Hey, got any greens?

If you live in suburbs or rural areas where deer plunder gardens, Salvias (sages) can be part of your plan for discouraging these hungry visitors. Here are some tips.


  1. Mask smells that deer like with aromatic sages. Deer and other members of the Cervidae family, such as elk, mostly leave Salvias alone. One theory is that they don't like the fragrance or taste of sage chemicals. Strategically planting sages near vegetable gardens or fruit trees -- elixir to deer -- may prevent consumption.
  2. Grow hedges including Salvias. Prickly hedges, including hairy-leafed Salvias and exceptionally thorny roses, can discourage deer from entering your yard. They don't like the mouth-feel of those textures. Tall hedges also hide strawberry beds and other yummy plantings from view.
  3. Don't overplant one species. Grow a variety of Salvias in case local deer take an unexpected liking to one species of sage.
  4. Fence deer out. Install electric fences or 8-foot wood or metal fences around particularly vulnerable areas. Make sure electric fencing is turned on during the peak feeding seasons of early spring and late fall.

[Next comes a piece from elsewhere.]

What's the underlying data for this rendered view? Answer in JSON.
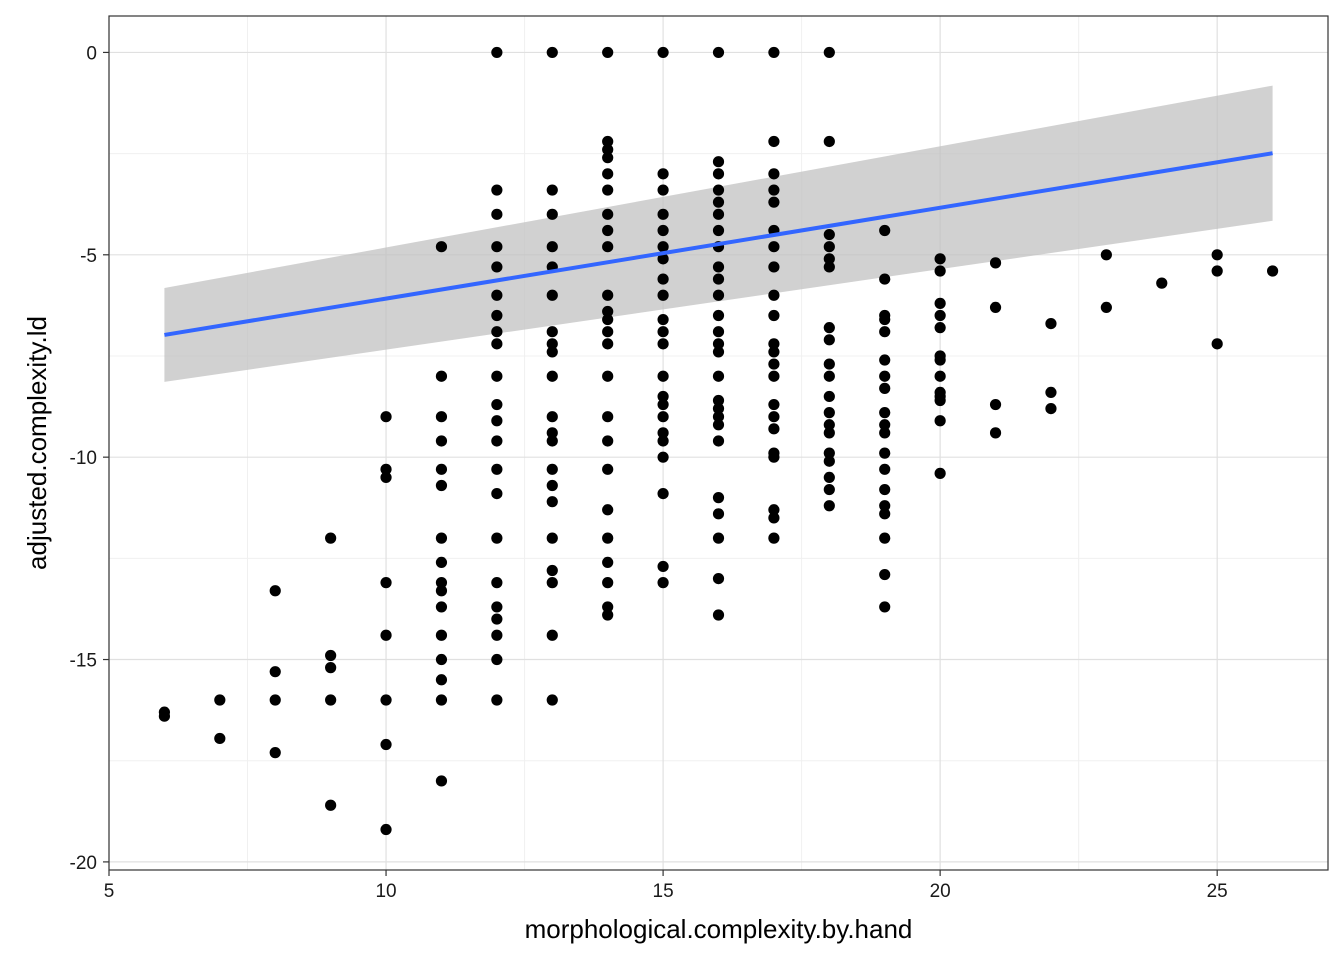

  5. Use motion-detection tools. Install outdoor lighting that is activated by movement.
  6. Let the dogs out. Deer are especially wary of large dogs.
  7. Surround and cover. Wrap tough plastic around the trunks of trees that have tasty bark and cover foliage with bird netting when trees and bushes are fruiting.
  8. Change yard ornaments periodically. Objects such as scarecrows, statuary and cordons of monofilament string with strips of shiny foil attached cause deer to shy away.
  9. Make safe choices. Research repellants you plan to use to make sure they aren't poisonous.
  10. Be flexible and ready to share a bit. There is no such thing as a completely deer-resistant garden.